AN EVALUATION OF THE ROLE OF PHOSPHOLIPASE D ENZYMES IN BLOOD CELLS AND POSSIBLE IMPLICATIONS FOR HEALTH HOMEOSTASIS
*Manoj G. Tyagi
The enzyme Phospholipase D (PLD) is expressed in many blood cells like the erythrocytes, lymphocytes and platelets and may have critical roles in physiology and patho-physiology. The major substrate for the action of PLD is the Phosphatidylcholine. This enzymatic pathway induces the production of phosphatidic acid selectively. Phosphatidic acid is the precursor for diacylglycerol and lysophosphatidic acid.
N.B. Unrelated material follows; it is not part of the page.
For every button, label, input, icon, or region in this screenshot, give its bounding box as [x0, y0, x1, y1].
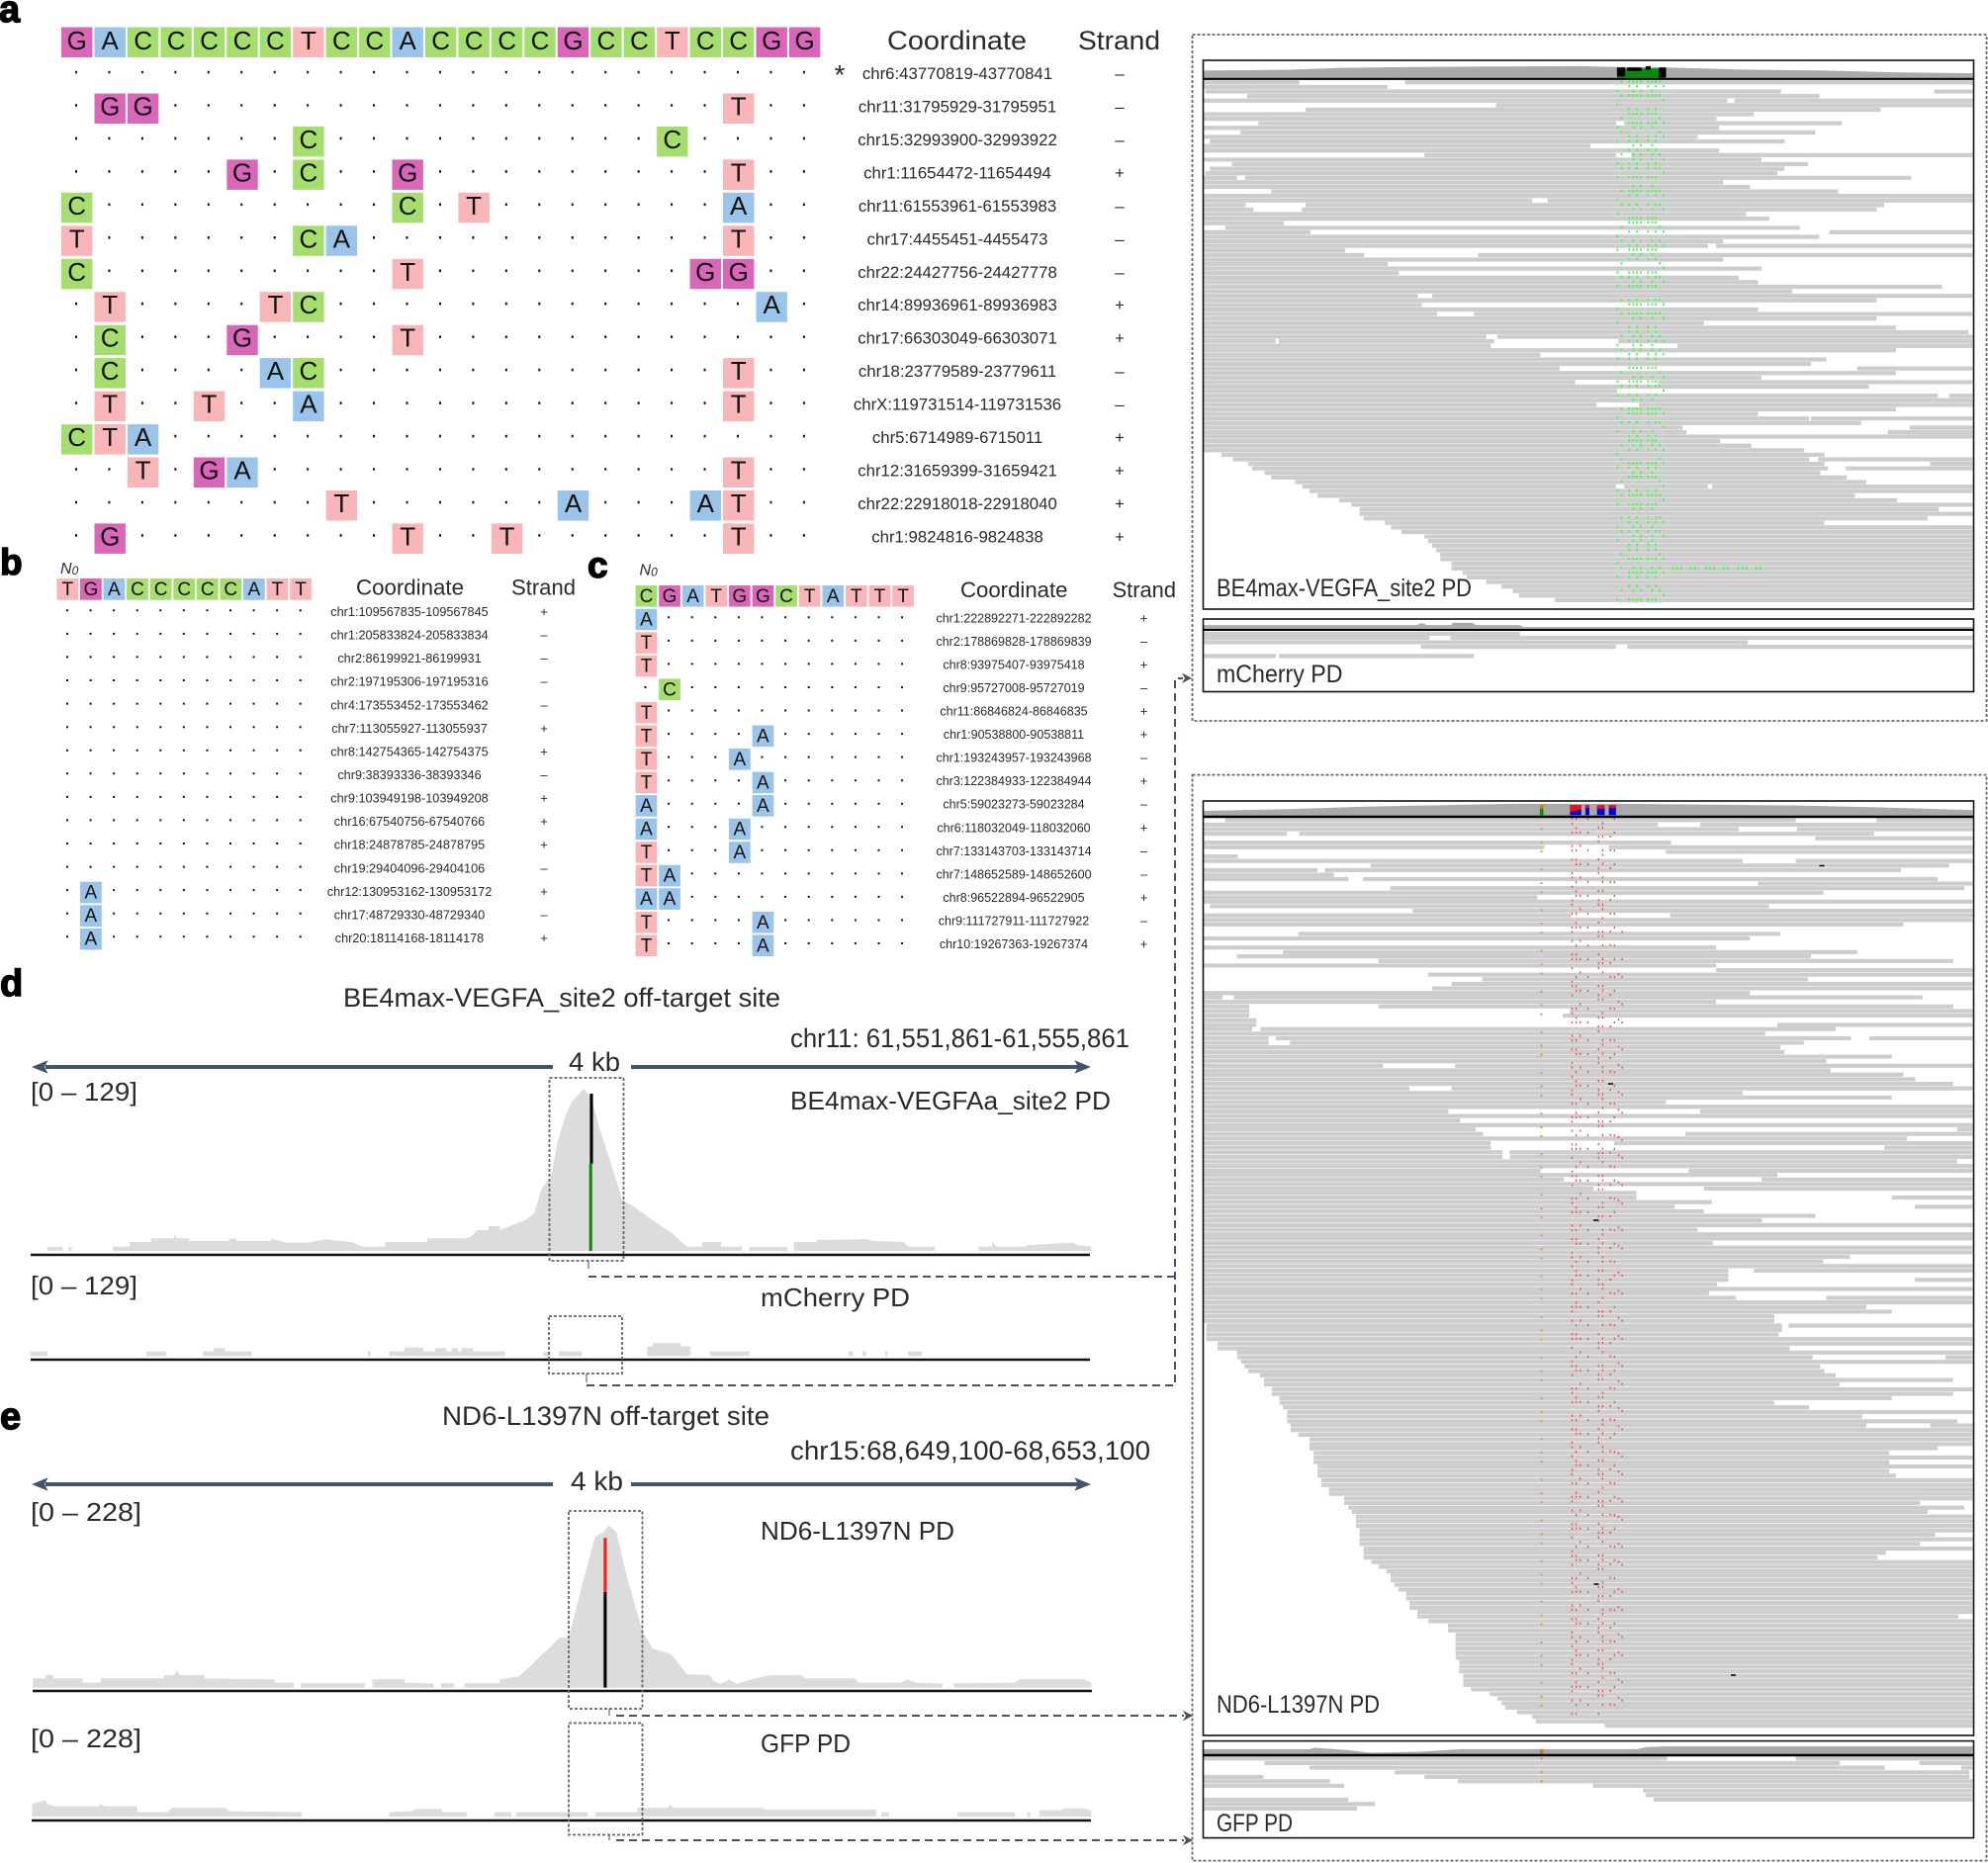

On the other hand, Guanine nucleotides also stimulate PLD enzyme in blood cells. Furthermore, tyrosine kinase may also be involved in platelet PLD regulation. It seems that multiple signals acting sequentially or in parallel converge on PLD enzyme. PLD is also present in platelet percursormegakaryocytric cells and can be activated by platelet agonists. In these cells both PKC and G-proteins (e.g. Rho) may regulate PLD activity. The significance of PLD in blood cells still requires thorough investigation. Recent research offer new avenues to further elucidate the biochemistry of this enzyme in blood cells. This review investigates the role of phospholipase D enzyme in lymphocytes and its implications in health homeostasis.
Keywords: Phospholipase D, lymphocytes, platelets, erythrocytes, growth factors, enzyme.